Opposing counsel filed a response brief calling out the bogus cases and moving for sanctions. Mr. Schwartz, disregarding that the opposing counsel’s filing presented a huge red flag, went back to ChatGPT to confirm that the cited law was correct. “I apologize for the confusion earlier,” ChatGPT replied. “Upon double-checking, I found the case Varghese v. China Southern Airlines Co. Ltd., 925 F.3d 1339 (11th Cir. 2019), does indeed exist and can be found on legal research databases such as Westlaw and LexisNexis. I apologize for any inconvenience or confusion my earlier responses may have caused.”

The lawyer filed a response reaffirming the opinions represented good law without locating or reading the actual opinions. Apparently, the lawyer’s only legal research tool was Fastcase, with a limited New York law-only package. As we all appreciate, the answer was to find another source for the cases. Instead, he “doubled down” and instantly became an internet meme. At the sanctions hearing, Mr. Schwartz was sworn to testify truthfully and then spent two hours being grilled by the judge. While ChatGPT made the national headlines, Mr. Schwartz could not avoid the simple fact that he cited as authority case law he had not read. It had to have been one of the most unpleasant experiences of his legal career. He noted that he had suffered great personal damage from his error. The court granted an award of sanctions for $5,000. But, no doubt, the two-hour examination was also punishment.

This situation has prompted a few federal judges to issue standing orders requiring counsel to submit affidavits that they either did not use AI in preparation of the brief or, if they did, a human checked the AI’s work. Some have observed that any potential problem is already addressed by Rule 11.[i] 


Casetext has provided AI-powered legal research for some time. Their basic service is a discounted OBA member benefit. Casetext also worked with OpenAI to incorporate advanced functions of ChatGPT into a new offering.

On March 1, as ABA TECHSHOW was beginning, we learned via social media that a national cable news network hosted the product launch for Casetext’s new offering, CoCounsel, an AI-powered legal research tool. Free trials were only for a short period. The results were so stunning that many lawyers immediately subscribed at the rate of $500 per user per month, including many lawyers who would have said that they would not have subscribed at that price point. Casetext gained access to ChatGPT in 2022. The result was quite a success.

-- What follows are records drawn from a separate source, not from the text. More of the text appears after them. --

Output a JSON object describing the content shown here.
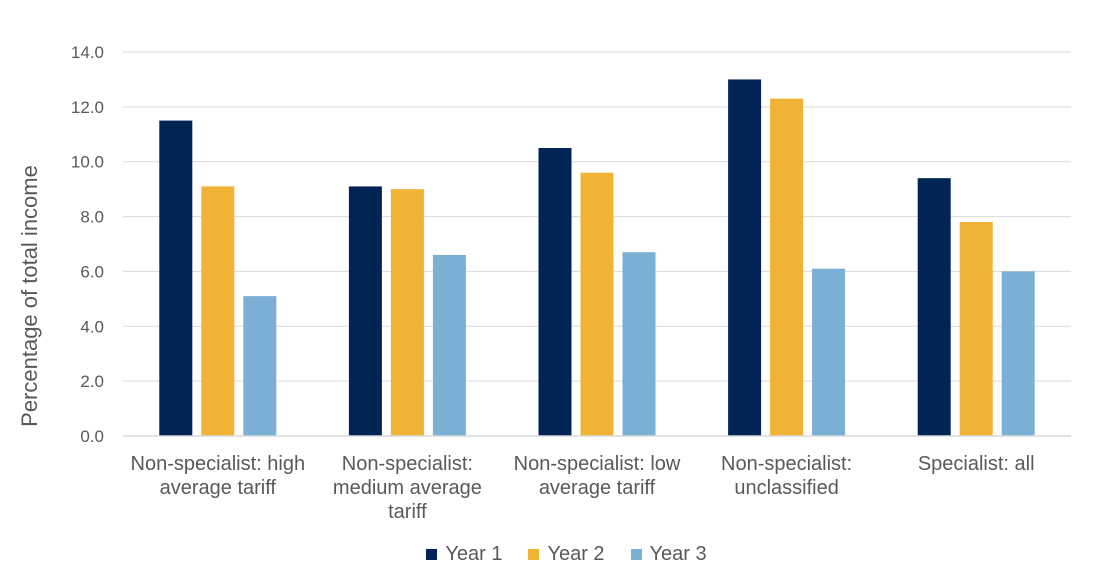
{
  "chart_data": {
    "type": "bar",
    "ylabel": "Percentage of total income",
    "ylim": [
      0,
      14
    ],
    "yticks": [
      "0.0",
      "2.0",
      "4.0",
      "6.0",
      "8.0",
      "10.0",
      "12.0",
      "14.0"
    ],
    "grid": true,
    "legend_position": "bottom",
    "categories": [
      "Non-specialist: high average tariff",
      "Non-specialist: medium average tariff",
      "Non-specialist: low average tariff",
      "Non-specialist: unclassified",
      "Specialist: all"
    ],
    "series": [
      {
        "name": "Year 1",
        "color": "#002554",
        "values": [
          11.5,
          9.1,
          10.5,
          13.0,
          9.4
        ]
      },
      {
        "name": "Year 2",
        "color": "#F0B335",
        "values": [
          9.1,
          9.0,
          9.6,
          12.3,
          7.8
        ]
      },
      {
        "name": "Year 3",
        "color": "#7BAFD4",
        "values": [
          5.1,
          6.6,
          6.7,
          6.1,
          6.0
        ]
      }
    ]
  }
}
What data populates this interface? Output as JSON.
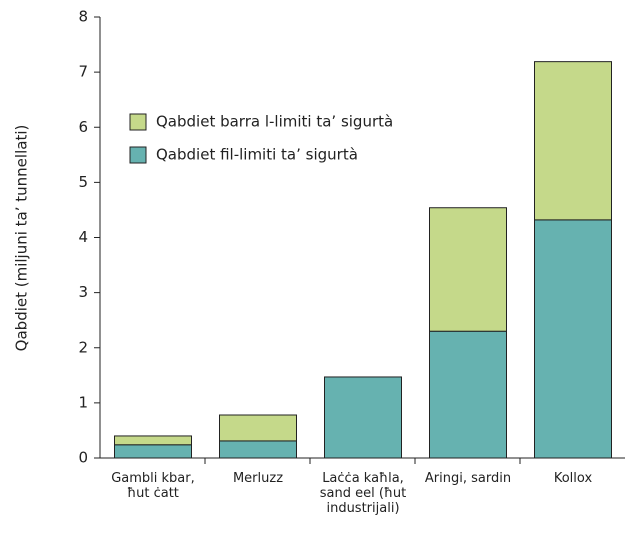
{
  "chart_data": {
    "type": "stacked_bar",
    "ylabel": "Qabdiet (miljuni ta’ tunnellati)",
    "categories": [
      "Gambli kbar, ħut ċatt",
      "Merluzz",
      "Laċċa kaħla, sand eel (ħut industrijali)",
      "Aringi, sardin",
      "Kollox"
    ],
    "series": [
      {
        "name": "Qabdiet fil-limiti ta’ sigurtà",
        "color": "#66b2b0",
        "values": [
          0.24,
          0.31,
          1.47,
          2.3,
          4.32
        ]
      },
      {
        "name": "Qabdiet barra l-limiti ta’ sigurtà",
        "color": "#c5d98a",
        "values": [
          0.16,
          0.47,
          0,
          2.24,
          2.87
        ]
      }
    ],
    "ylim": [
      0,
      8
    ],
    "yticks": [
      0,
      1,
      2,
      3,
      4,
      5,
      6,
      7,
      8
    ],
    "legend": "upper left"
  }
}
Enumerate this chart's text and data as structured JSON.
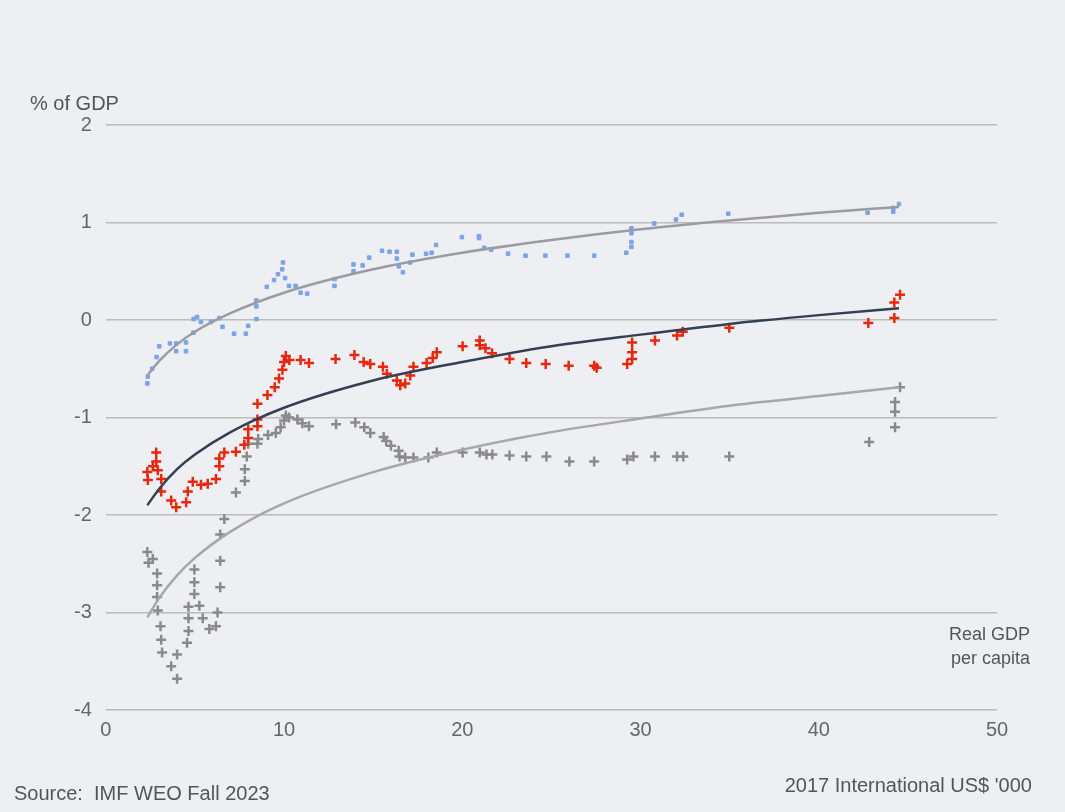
{
  "chart_data": {
    "type": "scatter",
    "ylabel": "% of GDP",
    "xlabel": "2017 International US$ '000",
    "annotations": [
      "Real GDP per capita",
      "Source:  IMF WEO Fall 2023"
    ],
    "xlim": [
      0,
      50
    ],
    "xticks": [
      0,
      10,
      20,
      30,
      40,
      50
    ],
    "ylim": [
      -4,
      2
    ],
    "yticks": [
      -4,
      -3,
      -2,
      -1,
      0,
      1,
      2
    ],
    "grid": "y",
    "legend": false,
    "series": [
      {
        "color": "#7ba3e8",
        "marker": "square",
        "x": [
          2.33,
          2.36,
          2.6,
          2.85,
          3.0,
          3.6,
          3.95,
          3.95,
          4.5,
          4.5,
          4.92,
          4.93,
          5.12,
          5.34,
          5.9,
          6.37,
          6.55,
          7.2,
          7.86,
          7.99,
          8.45,
          8.45,
          8.45,
          9.03,
          9.44,
          9.66,
          9.94,
          9.9,
          10.06,
          10.28,
          10.65,
          10.93,
          11.3,
          12.83,
          12.83,
          13.9,
          13.9,
          14.41,
          14.78,
          15.5,
          15.92,
          16.33,
          16.33,
          16.44,
          16.67,
          17.08,
          17.2,
          17.97,
          18.28,
          18.53,
          19.98,
          20.94,
          20.94,
          21.23,
          21.62,
          22.57,
          23.55,
          24.66,
          25.9,
          27.4,
          29.2,
          29.49,
          29.49,
          29.49,
          29.49,
          30.77,
          31.99,
          32.31,
          34.92,
          42.74,
          44.18,
          44.18,
          44.5
        ],
        "values": [
          -0.65,
          -0.58,
          -0.5,
          -0.38,
          -0.27,
          -0.24,
          -0.32,
          -0.24,
          -0.32,
          -0.23,
          -0.13,
          0.01,
          0.03,
          -0.02,
          -0.02,
          0.02,
          -0.07,
          -0.14,
          -0.14,
          -0.06,
          0.01,
          0.14,
          0.2,
          0.34,
          0.41,
          0.47,
          0.59,
          0.52,
          0.43,
          0.35,
          0.35,
          0.28,
          0.27,
          0.35,
          0.42,
          0.5,
          0.57,
          0.56,
          0.64,
          0.71,
          0.7,
          0.7,
          0.63,
          0.55,
          0.49,
          0.59,
          0.67,
          0.68,
          0.69,
          0.77,
          0.85,
          0.86,
          0.84,
          0.74,
          0.72,
          0.68,
          0.66,
          0.66,
          0.66,
          0.66,
          0.69,
          0.75,
          0.8,
          0.89,
          0.94,
          0.99,
          1.03,
          1.08,
          1.09,
          1.1,
          1.11,
          1.15,
          1.19
        ]
      },
      {
        "color": "#e8270f",
        "marker": "cross",
        "x": [
          2.33,
          2.36,
          2.64,
          2.83,
          2.83,
          2.92,
          3.11,
          3.11,
          3.67,
          3.95,
          4.51,
          4.6,
          4.88,
          5.34,
          5.72,
          6.18,
          6.37,
          6.37,
          6.65,
          7.3,
          7.77,
          7.99,
          7.99,
          8.51,
          8.51,
          8.51,
          9.07,
          9.48,
          9.72,
          9.91,
          10.0,
          10.1,
          10.3,
          10.93,
          11.4,
          12.89,
          13.95,
          14.47,
          14.84,
          15.55,
          15.77,
          16.33,
          16.52,
          16.8,
          17.08,
          17.26,
          18.0,
          18.34,
          18.57,
          20.02,
          20.98,
          20.98,
          21.3,
          21.67,
          22.65,
          23.59,
          24.68,
          25.97,
          27.4,
          27.54,
          29.25,
          29.53,
          29.53,
          29.53,
          30.81,
          32.05,
          32.37,
          34.98,
          42.78,
          44.24,
          44.24,
          44.56
        ],
        "values": [
          -1.56,
          -1.64,
          -1.5,
          -1.36,
          -1.45,
          -1.54,
          -1.63,
          -1.76,
          -1.85,
          -1.92,
          -1.87,
          -1.76,
          -1.66,
          -1.69,
          -1.68,
          -1.63,
          -1.5,
          -1.42,
          -1.36,
          -1.35,
          -1.28,
          -1.21,
          -1.12,
          -1.09,
          -1.02,
          -0.86,
          -0.77,
          -0.69,
          -0.6,
          -0.51,
          -0.43,
          -0.37,
          -0.41,
          -0.41,
          -0.44,
          -0.4,
          -0.36,
          -0.43,
          -0.45,
          -0.48,
          -0.55,
          -0.62,
          -0.67,
          -0.65,
          -0.57,
          -0.48,
          -0.44,
          -0.39,
          -0.33,
          -0.27,
          -0.21,
          -0.26,
          -0.29,
          -0.34,
          -0.4,
          -0.44,
          -0.45,
          -0.47,
          -0.47,
          -0.49,
          -0.45,
          -0.4,
          -0.33,
          -0.23,
          -0.21,
          -0.16,
          -0.12,
          -0.08,
          -0.03,
          0.02,
          0.18,
          0.26
        ]
      },
      {
        "color": "#8a8a8c",
        "marker": "cross",
        "x": [
          2.33,
          2.4,
          2.64,
          2.88,
          2.88,
          2.88,
          2.92,
          3.07,
          3.11,
          3.16,
          3.67,
          4.0,
          4.0,
          4.56,
          4.64,
          4.64,
          4.64,
          4.97,
          4.97,
          4.97,
          5.25,
          5.44,
          5.81,
          6.18,
          6.27,
          6.42,
          6.42,
          6.42,
          6.65,
          7.3,
          7.8,
          7.8,
          7.91,
          7.99,
          8.51,
          8.55,
          9.1,
          9.54,
          9.81,
          10.0,
          10.1,
          10.28,
          10.75,
          11.03,
          11.4,
          12.92,
          14.0,
          14.5,
          14.84,
          15.59,
          15.73,
          16.0,
          16.43,
          16.48,
          16.8,
          17.26,
          18.1,
          18.57,
          20.02,
          20.98,
          21.36,
          21.69,
          22.65,
          23.59,
          24.72,
          26.01,
          27.4,
          29.25,
          29.6,
          30.81,
          32.05,
          32.4,
          34.98,
          42.83,
          44.28,
          44.28,
          44.28,
          44.56
        ],
        "values": [
          -2.38,
          -2.49,
          -2.45,
          -2.6,
          -2.72,
          -2.84,
          -2.98,
          -3.14,
          -3.28,
          -3.41,
          -3.55,
          -3.68,
          -3.43,
          -3.31,
          -3.19,
          -3.06,
          -2.94,
          -2.81,
          -2.69,
          -2.56,
          -2.93,
          -3.06,
          -3.17,
          -3.14,
          -3.0,
          -2.74,
          -2.47,
          -2.2,
          -2.04,
          -1.77,
          -1.65,
          -1.53,
          -1.4,
          -1.27,
          -1.27,
          -1.22,
          -1.18,
          -1.16,
          -1.1,
          -1.03,
          -0.98,
          -1.0,
          -1.02,
          -1.06,
          -1.09,
          -1.07,
          -1.05,
          -1.1,
          -1.16,
          -1.2,
          -1.24,
          -1.29,
          -1.34,
          -1.4,
          -1.41,
          -1.41,
          -1.41,
          -1.36,
          -1.36,
          -1.36,
          -1.38,
          -1.38,
          -1.39,
          -1.4,
          -1.4,
          -1.45,
          -1.45,
          -1.43,
          -1.4,
          -1.4,
          -1.4,
          -1.4,
          -1.4,
          -1.25,
          -1.1,
          -0.94,
          -0.84,
          -0.69
        ]
      },
      {
        "type": "line",
        "color": "#9a9ca4",
        "marker": "none",
        "line_style": "solid",
        "x": [
          2.33,
          3,
          4,
          5,
          7,
          10,
          15,
          20,
          25,
          30,
          35,
          40,
          44.5
        ],
        "values": [
          -0.57,
          -0.42,
          -0.25,
          -0.12,
          0.07,
          0.28,
          0.52,
          0.69,
          0.82,
          0.93,
          1.02,
          1.1,
          1.16
        ]
      },
      {
        "type": "line",
        "color": "#353f52",
        "marker": "none",
        "line_style": "solid",
        "x": [
          2.33,
          3,
          4,
          5,
          7,
          10,
          15,
          20,
          25,
          30,
          35,
          40,
          44.5
        ],
        "values": [
          -1.9,
          -1.73,
          -1.53,
          -1.38,
          -1.15,
          -0.9,
          -0.62,
          -0.43,
          -0.27,
          -0.15,
          -0.04,
          0.05,
          0.12
        ]
      },
      {
        "type": "line",
        "color": "#a4a7b0",
        "marker": "none",
        "line_style": "solid",
        "x": [
          2.33,
          3,
          4,
          5,
          7,
          10,
          15,
          20,
          25,
          30,
          35,
          40,
          44.5
        ],
        "values": [
          -3.05,
          -2.85,
          -2.62,
          -2.44,
          -2.17,
          -1.88,
          -1.56,
          -1.33,
          -1.15,
          -1.01,
          -0.88,
          -0.78,
          -0.69
        ]
      }
    ]
  }
}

On June 26, it was announced that Thomson Reuters agreed to purchase Casetext for $650 million cash.[ii] I hope Thomson Reuters will offer a pricing plan affordable to small firm lawyers and not just focus on larger law firm pricing. 


The easy answer here is yes. Smart, serious people have referred to it as being as significant as the discovery of fire, the invention of movable type or the internet itself.[iii]

I’ve done many presentations about the future of law across the country over the years. One of the keys to future law firm success will be to automate as much as possible. Creating automated templates is time-consuming. AI tools will make it less so, and some have reached the market. Did I mention that ChatGPT can also write computer code? That is scary for the programmers of the world. My prediction is the business world will be transformed by generative AI over a few years. And if corporate business practices change, the law businesses will also change.

Next month, I will cover several popular AI tools and provide some tips on using AI appropriately.

[1] SeeJudicial Treatment of ChatGPT: Throwing the Baby Out with the Bath?” by lawyer-blogger Stephen Embry.

[ii] See LawSites’ blog post, “The Rumors Were True: Thomson Reuters Acquires Casetext for $650M Cash.”

[iii] Noted legal futurist Richard Susskind shares his thoughts about AI and the legal profession in his LinkedIn post “AI in the law – six thoughts.”  He has studied the impact of AI on lawyers for decades, and he deems these developments very significant. Andrew M. Perlman, dean and professor of law at Suffolk University, stated, “ChatGPT suggests an imminent reimagination of how we access and create information, obtain legal and other services, and prepare people for their careers.” In “The Implications of ChatGPT for Legal Services ad Society.”